Endocrine Abstracts (2017) 49 OC13.5 | DOI: 10.1530/endoabs.49.OC13.5

Urinary cadmium excretion is associated with increased synthesis of cortico- and sex steroids in a family-based Swiss population study

Murielle Bochud1, Judith Jenny-Burri2, Menno Pruijm3, Belen Ponte4, Idris Guessous1, Georg Ehret5, Dusan Petrovic1, Vincent Dudler2, Max Haldimann2, Geneviève Escher7, Bernhard Dick7, Markus Mohaupt7, Fred Paccaud1, Michel Burnier3, Antoinette Péchère-Bertschi6, Pierre-Yves Martin4, Bruno Vogt7 & Daniel Ackermann7


1Institute of Social and Preventive Medicine (IUMSP), Lausanne, Switzerland; 2Federal Food Safety and Veterinary Office, Bern, Switzerland; 3Service of Nephrology, Lausanne, Switzerland; 4Service of Nephrology, Geneva, Switzerland; 5Cardiology, Department of Specialities of Internal Medicine, Geneva, Switzerland; 6Endocrinology, Department of Specialities of Internal Medicine, Geneva, Switzerland; 7University Clinic for Nephrology and Hypertension, Bern, Switzerland.


Background: Cadmium (Cd) is considered as a human carcinogen.
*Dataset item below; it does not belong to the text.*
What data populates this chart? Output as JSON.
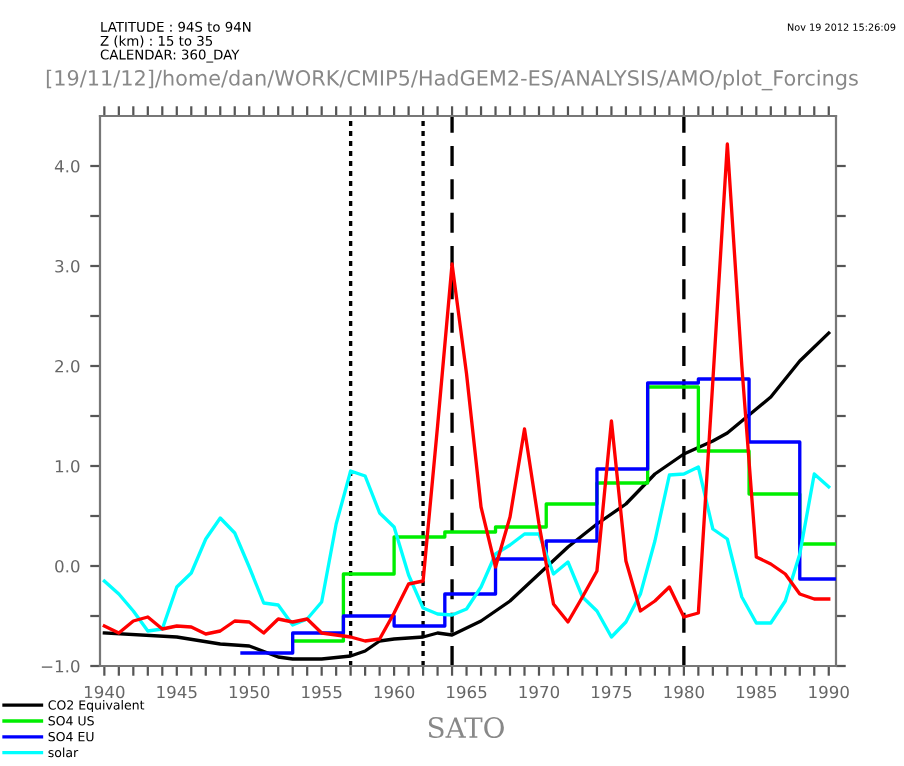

A potential intermediate mechanism could be hormone-related by disturbing steroidogenesis in gonads and adrenal glands. We tested whether urinary Cd excretion, as a marker of long-term exposure, is associated with the urinary steroid profile in the general adult population.

Methods and Findings: The Swiss Kidney Project on Genes in Hypertension (SKIPOGH) is a multicentric family-based population study with a response rate of 25.6%. We measured 24-h urinary excretions of Cd and steroid hormone metabolites by gas chromatography and mass spectrometry in 1000 participants (473 men, 527 women), with separate day and night collections. Mixed linear models were used to analyse the associations of each steroid metabolite with Cd excretion.

Cd and testosterone excretions were positively associated in men (β[SE, P]: 1.378[0.242, <0.00001] and 1.440[0.333, 0.00002] for day and night, respectively), but not in women (0.333[0.257, 0.2] and 0.674[0.361, 0.06]). There was a strong positive association of the urinary excretion of Cd and cortisol (0.475[0.157, 0.0025] and 0.877[0.194, 0.00001], for day and 0.875[0.253, 0.00053] and 1.183[0.277, 0.00002] for night, respectively). Cd excretion was not associated with the excretion of tetrahydroaldosterone, the major metabolite of aldosterone, but with other mineralocorticoid metabolites (P<0.01 in men and women). Further adjustment revealed an independent effect between the synthesis of sex hormones and corticosteroids and an interdependent effect of Cd on gluco- and mineralcorticoid synthesis.

Conclusions: Our findings provide evidence for a global stimulating effect of low-dose Cd exposure on sex and corticosteroid synthesis in the general adult population. Further studies are needed to explore the health consequences of chronic low-dose exposure to Cd on selected diseases such as steroid-sensitive cancers or metabolic disorders.